Garrett served on numerous committees including BAFTA Interactive Entertainment Committee and FontShop Type Board in Berlin. He currently sits on the RDI Executive Committee, Eye Magazine Editorial Board, the London Science Museum Advisory Board, and The Sir Misha Black Awards Committee. He was creative director of Dynamo, an online showcase and forum for the interactive media industry, and of the i-Design interactive media conference held at the London Design Festival from 2007-09. He is a founder member of the 5D World Builders at 5D Institute at USC in California. He is noted for his collaborative approach to design and his commitment to design education. Malcolm is an ambassador for the Manchester School of Art and co-curator of the annual Design Manchester festival.

Garrett was appointed Member of the Order of the British Empire (MBE) in the 2020 Birthday Honours for services to design. In 2021 he performed on stage with Heaven 17, providing live visuals to go alongside their music throughout the concerts

==Articles by Garrett==
- "A Dearth of Typography" Baseline 13, edited by John Simmons, Chris Gray and Domenic Lippa, Esselte Letraset, 1990.
- "The Book is Dead?" Graphics World, 1991.
- "Multimedia, Who Needs It?" Baseline 18, with Alasdair Scott, edited by Mike Daines, Esselte Letraset, 1994.

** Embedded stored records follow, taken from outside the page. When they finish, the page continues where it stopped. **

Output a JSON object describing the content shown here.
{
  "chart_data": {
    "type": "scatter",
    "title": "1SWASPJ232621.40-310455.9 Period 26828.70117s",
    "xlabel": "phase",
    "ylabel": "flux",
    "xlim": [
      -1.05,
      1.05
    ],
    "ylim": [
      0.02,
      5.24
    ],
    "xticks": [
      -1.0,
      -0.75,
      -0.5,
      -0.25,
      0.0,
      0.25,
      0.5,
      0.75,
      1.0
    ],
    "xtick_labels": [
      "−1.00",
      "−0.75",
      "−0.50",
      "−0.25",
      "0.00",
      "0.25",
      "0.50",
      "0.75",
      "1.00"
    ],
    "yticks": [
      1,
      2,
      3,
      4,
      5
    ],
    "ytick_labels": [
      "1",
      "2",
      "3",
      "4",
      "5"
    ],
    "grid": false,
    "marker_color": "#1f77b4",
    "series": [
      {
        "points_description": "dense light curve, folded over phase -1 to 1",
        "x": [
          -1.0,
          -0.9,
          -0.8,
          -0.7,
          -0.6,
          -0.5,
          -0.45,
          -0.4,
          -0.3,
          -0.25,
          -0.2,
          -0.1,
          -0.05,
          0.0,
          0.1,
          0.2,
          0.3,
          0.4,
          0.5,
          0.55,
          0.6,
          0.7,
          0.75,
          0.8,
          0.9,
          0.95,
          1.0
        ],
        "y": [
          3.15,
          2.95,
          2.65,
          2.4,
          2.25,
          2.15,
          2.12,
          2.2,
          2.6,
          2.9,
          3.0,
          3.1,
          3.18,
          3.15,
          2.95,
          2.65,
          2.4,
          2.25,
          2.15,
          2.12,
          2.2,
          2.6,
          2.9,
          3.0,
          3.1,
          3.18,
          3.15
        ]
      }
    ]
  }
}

- "The Widescreen Career of Alex McDowell" Eye, Number 60, Volume 15, edited by John L. Walters, 2006.
- "Conversation with Bill Moggridge" Eye, Number 66, Volume 17, edited by John L. Walters, 2007.
- "Apple iPhone" Design Week, edited by Lynda Relph-Knight, October 2007.
- "Why the iPad matters" Creative Review, CR Blog, edited by Patrick Bourgoyne, February 2010.
- "Out of Print" The Craft Council, October 2010.
- "The Legacy of Steve Jobs" State, October 2011.
- "A Refreshing Return to Clarity" Creative Review, CR Blog, edited by Patrick Bourgoyne, September 2013.